Marsh, Jones & Cribb
were renowned antique furniture cabinet makers in the Victorian era. They were known for their quality craftsmanship from Gothic to simple Arts & Crafts designs. They began as cabinet makers, ca. 1850 in Leeds as Marsh & Jones of Leeds. They later expanded to Cavendish Square, London when the well known cabinetmaker of Soho, London, Henry Humphries Cribb sent his son to serve his apprenticeship with Marsh and Jones. After he had finished his apprenticeship in 1867 he was offered a partnership in the company leading to the new and well known name Marsh, Jones & Cribb.
They made antique furniture by well known designers such as Charles Bevan and Talbert and many of these pieces were in famous exhibitions.
Their earlier examples were mostly known for their Gothic appeal with Charles Bevan helping with these designs. The most sought after designs today by Marsh, Jones & Cribb are from the Late Victorian era in the Arts & Crafts design with W.R. Lethaby who was their senior designer.
The interesting thing about Marsh, Jones & Cribb furniture is the paper labels used, with their makers stamp, cabinet makers name and signature with date, all hand written.
Flame Mahogany
Thomas Sheraton - 18th-century furniture designer, once characterized mahogany as "best suited to furniture where strength is demanded as well as a wood that works up easily, has a beautiful figure and polishes so well that it is an ornament to any room in which it may be placed." Matching his words to his work, Sheraton designed much mahogany furniture. The qualities that impressed Sheraton are particularly evident in a distinctive pattern of wood called "flame mahogany."

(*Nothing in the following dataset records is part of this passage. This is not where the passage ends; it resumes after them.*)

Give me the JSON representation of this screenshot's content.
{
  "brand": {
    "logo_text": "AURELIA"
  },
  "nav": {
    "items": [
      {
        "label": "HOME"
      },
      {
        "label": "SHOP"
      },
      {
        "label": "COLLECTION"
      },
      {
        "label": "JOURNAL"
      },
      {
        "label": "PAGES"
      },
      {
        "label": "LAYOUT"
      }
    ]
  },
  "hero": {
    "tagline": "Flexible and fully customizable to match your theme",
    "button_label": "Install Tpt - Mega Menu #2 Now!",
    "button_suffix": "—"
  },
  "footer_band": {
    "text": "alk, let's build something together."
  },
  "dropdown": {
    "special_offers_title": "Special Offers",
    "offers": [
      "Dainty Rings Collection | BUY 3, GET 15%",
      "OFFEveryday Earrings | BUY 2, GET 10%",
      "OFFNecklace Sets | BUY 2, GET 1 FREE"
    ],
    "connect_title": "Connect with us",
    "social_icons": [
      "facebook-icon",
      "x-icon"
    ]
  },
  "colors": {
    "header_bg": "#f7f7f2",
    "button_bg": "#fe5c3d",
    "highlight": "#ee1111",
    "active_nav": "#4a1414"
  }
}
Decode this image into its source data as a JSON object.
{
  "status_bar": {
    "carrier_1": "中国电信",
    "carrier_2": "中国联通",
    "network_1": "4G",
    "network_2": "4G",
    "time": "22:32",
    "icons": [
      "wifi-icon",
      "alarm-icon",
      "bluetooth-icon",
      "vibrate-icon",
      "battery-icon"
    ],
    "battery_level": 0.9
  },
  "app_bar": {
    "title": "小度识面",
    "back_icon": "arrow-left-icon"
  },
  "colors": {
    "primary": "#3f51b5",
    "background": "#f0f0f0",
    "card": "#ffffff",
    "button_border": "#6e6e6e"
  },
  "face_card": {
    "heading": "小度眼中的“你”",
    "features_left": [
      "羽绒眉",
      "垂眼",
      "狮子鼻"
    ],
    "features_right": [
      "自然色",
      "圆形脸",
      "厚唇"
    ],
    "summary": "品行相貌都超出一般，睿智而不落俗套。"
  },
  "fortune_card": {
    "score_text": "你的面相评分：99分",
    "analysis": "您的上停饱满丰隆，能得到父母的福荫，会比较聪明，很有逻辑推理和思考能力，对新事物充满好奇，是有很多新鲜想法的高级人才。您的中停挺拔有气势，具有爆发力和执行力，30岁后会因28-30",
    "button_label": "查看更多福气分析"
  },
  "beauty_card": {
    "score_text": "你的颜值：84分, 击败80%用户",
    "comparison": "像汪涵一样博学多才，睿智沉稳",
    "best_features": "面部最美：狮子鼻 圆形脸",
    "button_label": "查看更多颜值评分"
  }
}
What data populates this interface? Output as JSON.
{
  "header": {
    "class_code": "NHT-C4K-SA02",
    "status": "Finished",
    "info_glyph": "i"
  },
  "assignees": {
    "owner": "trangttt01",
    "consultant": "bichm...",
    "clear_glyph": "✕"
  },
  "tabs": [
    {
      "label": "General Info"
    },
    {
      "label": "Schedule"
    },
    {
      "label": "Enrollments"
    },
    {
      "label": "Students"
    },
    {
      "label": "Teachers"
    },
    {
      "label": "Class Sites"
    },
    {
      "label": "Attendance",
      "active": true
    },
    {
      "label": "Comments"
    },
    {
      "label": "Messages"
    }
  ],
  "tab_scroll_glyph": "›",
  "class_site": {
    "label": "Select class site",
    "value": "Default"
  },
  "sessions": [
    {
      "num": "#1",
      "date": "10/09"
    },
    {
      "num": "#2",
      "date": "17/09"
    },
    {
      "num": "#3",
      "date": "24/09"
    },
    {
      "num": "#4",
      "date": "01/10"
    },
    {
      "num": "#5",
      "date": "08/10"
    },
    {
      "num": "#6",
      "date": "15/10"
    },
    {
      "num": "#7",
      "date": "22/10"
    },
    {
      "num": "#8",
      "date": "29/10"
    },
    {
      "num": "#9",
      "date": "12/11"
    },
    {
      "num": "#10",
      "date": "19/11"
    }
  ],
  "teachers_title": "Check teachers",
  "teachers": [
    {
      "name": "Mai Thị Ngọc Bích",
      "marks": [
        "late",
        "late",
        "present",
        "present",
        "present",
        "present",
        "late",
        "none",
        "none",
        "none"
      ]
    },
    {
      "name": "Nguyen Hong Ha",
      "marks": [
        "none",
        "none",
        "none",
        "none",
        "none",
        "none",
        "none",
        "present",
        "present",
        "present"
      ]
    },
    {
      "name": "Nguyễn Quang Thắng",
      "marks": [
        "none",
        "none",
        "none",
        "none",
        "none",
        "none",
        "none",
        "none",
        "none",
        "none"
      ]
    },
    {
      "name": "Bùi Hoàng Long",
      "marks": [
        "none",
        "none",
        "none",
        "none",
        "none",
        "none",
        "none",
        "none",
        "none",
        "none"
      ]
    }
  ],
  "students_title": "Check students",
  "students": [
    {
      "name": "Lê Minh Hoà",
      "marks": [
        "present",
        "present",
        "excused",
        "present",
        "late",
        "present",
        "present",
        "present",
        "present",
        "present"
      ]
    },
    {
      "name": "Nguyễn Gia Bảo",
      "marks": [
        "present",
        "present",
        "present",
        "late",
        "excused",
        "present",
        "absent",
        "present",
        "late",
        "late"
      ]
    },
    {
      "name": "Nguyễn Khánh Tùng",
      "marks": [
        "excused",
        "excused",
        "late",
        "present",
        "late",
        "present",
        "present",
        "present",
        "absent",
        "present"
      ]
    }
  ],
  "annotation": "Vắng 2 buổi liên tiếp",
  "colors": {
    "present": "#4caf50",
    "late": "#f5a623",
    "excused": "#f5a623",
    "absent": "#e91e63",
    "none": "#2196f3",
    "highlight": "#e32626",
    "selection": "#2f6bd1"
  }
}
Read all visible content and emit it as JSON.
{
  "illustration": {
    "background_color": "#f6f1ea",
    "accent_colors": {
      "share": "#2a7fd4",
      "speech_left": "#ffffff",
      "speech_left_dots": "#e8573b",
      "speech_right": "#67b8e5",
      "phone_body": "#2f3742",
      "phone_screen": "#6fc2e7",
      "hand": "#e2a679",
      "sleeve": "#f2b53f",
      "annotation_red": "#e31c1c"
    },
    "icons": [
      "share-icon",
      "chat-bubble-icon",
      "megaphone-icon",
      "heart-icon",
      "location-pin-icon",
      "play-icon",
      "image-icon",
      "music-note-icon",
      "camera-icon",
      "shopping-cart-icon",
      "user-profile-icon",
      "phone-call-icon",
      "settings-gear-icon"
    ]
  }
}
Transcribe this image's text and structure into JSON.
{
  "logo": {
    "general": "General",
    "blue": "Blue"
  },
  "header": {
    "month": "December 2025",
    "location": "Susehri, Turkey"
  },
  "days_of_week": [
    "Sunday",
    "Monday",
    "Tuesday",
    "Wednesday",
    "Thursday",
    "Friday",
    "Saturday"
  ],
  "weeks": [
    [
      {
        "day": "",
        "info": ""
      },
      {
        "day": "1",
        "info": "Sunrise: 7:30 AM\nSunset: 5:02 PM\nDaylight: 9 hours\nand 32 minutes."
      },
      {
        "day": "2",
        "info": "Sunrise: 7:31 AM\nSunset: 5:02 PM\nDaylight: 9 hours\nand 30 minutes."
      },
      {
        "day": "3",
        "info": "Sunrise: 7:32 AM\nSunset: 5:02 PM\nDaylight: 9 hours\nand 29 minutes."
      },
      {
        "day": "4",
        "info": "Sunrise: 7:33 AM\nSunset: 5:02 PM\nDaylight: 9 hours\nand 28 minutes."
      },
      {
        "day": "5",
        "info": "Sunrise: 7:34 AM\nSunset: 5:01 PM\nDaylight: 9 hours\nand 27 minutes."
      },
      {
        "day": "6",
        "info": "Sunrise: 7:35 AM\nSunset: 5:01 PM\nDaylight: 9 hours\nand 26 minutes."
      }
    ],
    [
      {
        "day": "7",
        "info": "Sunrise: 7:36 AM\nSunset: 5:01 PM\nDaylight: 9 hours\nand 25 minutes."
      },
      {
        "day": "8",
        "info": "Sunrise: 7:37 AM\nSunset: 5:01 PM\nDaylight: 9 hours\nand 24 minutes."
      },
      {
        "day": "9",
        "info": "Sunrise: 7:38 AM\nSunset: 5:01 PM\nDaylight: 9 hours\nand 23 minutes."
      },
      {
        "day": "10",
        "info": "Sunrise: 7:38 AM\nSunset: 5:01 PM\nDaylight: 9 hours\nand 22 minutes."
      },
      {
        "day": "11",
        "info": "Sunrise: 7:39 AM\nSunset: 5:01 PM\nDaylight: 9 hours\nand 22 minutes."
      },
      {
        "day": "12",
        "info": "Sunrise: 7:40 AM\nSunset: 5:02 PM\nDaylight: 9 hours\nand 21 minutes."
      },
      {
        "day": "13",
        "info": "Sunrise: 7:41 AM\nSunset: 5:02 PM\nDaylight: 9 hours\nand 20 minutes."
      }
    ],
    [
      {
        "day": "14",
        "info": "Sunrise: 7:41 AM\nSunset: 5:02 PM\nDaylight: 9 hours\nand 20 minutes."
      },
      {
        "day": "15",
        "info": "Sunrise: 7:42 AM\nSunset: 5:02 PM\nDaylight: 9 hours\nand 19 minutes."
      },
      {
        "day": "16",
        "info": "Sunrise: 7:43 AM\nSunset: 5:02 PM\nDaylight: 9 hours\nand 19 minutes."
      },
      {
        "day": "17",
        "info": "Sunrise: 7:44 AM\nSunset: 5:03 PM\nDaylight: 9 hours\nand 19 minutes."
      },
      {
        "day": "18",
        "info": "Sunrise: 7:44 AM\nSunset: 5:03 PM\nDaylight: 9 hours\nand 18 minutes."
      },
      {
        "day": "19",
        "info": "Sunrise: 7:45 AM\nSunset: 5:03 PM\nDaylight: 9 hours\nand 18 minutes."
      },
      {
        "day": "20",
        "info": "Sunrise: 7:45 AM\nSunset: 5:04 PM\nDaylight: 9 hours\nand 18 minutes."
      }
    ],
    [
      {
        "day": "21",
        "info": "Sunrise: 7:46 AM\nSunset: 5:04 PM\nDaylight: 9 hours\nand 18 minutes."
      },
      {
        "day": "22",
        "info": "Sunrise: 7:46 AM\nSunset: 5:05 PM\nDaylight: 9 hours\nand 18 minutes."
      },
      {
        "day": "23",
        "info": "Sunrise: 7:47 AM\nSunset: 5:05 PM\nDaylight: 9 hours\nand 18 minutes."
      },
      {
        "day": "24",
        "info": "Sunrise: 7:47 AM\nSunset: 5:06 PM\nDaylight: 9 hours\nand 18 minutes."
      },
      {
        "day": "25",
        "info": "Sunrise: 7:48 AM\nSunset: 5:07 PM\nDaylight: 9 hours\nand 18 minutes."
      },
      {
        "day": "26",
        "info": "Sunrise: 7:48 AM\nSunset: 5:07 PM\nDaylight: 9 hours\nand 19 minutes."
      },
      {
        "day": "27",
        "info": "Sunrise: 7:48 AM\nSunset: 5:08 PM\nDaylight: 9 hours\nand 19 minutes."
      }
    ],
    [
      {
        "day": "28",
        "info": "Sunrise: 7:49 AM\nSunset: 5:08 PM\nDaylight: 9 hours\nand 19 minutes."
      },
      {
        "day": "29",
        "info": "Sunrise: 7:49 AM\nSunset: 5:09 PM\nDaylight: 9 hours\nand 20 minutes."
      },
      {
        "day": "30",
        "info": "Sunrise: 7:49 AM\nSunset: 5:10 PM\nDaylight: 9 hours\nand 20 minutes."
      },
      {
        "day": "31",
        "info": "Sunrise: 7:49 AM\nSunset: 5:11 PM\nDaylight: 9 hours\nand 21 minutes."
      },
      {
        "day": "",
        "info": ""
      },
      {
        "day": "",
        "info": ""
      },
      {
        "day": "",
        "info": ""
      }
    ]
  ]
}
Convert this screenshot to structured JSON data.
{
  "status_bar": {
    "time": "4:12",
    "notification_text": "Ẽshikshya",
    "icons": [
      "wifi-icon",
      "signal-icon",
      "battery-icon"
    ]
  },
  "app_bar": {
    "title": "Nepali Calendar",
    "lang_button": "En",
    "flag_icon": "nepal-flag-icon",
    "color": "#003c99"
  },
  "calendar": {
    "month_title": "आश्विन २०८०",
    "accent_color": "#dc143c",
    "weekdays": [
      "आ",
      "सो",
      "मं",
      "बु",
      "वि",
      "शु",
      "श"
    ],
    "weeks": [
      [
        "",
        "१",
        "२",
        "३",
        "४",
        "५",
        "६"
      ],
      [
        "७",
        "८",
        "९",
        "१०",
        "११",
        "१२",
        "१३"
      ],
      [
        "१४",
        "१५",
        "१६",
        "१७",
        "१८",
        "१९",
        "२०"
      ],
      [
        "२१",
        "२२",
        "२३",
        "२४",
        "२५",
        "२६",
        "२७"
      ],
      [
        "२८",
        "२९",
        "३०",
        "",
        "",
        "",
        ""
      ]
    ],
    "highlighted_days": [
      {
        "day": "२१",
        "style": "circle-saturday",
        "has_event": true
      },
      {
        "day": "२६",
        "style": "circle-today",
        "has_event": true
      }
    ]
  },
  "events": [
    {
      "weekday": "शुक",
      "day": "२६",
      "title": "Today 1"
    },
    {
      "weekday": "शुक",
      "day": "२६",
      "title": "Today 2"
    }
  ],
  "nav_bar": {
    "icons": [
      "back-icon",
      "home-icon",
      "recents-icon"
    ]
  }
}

The flame figure in the wood is revealed by slicing through the face of the branch at the point where it joins another element of the tree.
Satinwood
is a hard and durable wood with a satinlike sheen, much used in cabinetmaking, especially in marquetry. It comes from two tropical trees of the family Rutaceae (rue family). East Indian or Ceylon satinwood is the yellowish or dark-brown heartwood of Chloroxylon swietenia.
The lustrous, fine-grained, usually figured wood is used for furniture, cabinetwork, veneers, and backs of brushes. West Indian satinwood, sometimes called yellow wood, is considered superior. It is the golden yellow, lustrous, even-grained wood found in the Florida Keys and the West Indies.
It has long been valued for furniture. It is also used for musical instruments, veneers, and other purposes. Satinwood is classified in the division Magnoliophyta, class Magnoliopsida, order Sapindales, family Rutaceae.
Thomas Sheraton
(1751 - 1806) was an English cabinetmaker and one of the leading exponents of Neoclassicism. Sheraton gave his name to a style of furniture characterised by a feminine refinement of late Georgian styles and became the most powerful source of inspiration behind the furniture of the late 18th century. His four-part Cabinet-Maker and Upholsterers’ Drawing Book greatly influenced English and American design.
Sheraton was apprenticed to a cabinetmaker, but he became better known as an inventor, artist, mystic, and religious controversialist. Initially he wrote on theological subjects, describing himself as a “mechanic, one who never had the advantage of collegiate or academical education.” He settled in London c. 1790, and his trade card gave his address as Wardour Street, Soho.
Supporting himself mainly as an author, Sheraton wrote Drawing Book (1791), the first part of which is devoted to somewhat naive, verbose dissertations on perspective, architecture, and geometry and the second part, on which his reputation is certainly based, is filled with plates that are admirable in draftsmanship, form, and proportion.
In 1803 Sheraton, who had been ordained a Baptist minister in 1800, published his Cabinet Dictionary (with plates), containing An Explanation of All Terms Used in the Cabinet, Chair and Upholstery Branches with Dictionary for Varnishing, Polishing and Gilding.
Some of the designs in this work, venturing well into the Regency style, are markedly unconventional. That he was a fashionable cabinetmaker is remarkable, for he was poor, his home of necessity half shop. It cannot be presumed that he was the maker of those examples even closely resembling his plates.
Although Sheraton undoubtedly borrowed from other cabinetmakers, most of the plates in his early publications are supposedly his own designs. The term Sheraton has been recklessly bestowed upon vast quantities of late 18th-century painted and inlaid satinwood furniture, but, properly understood and used in a generic sense, Sheraton is an appropriate label recognizing a mastermind behind the period. The opinion that his lack of success was caused by his assertive character is hypothetical.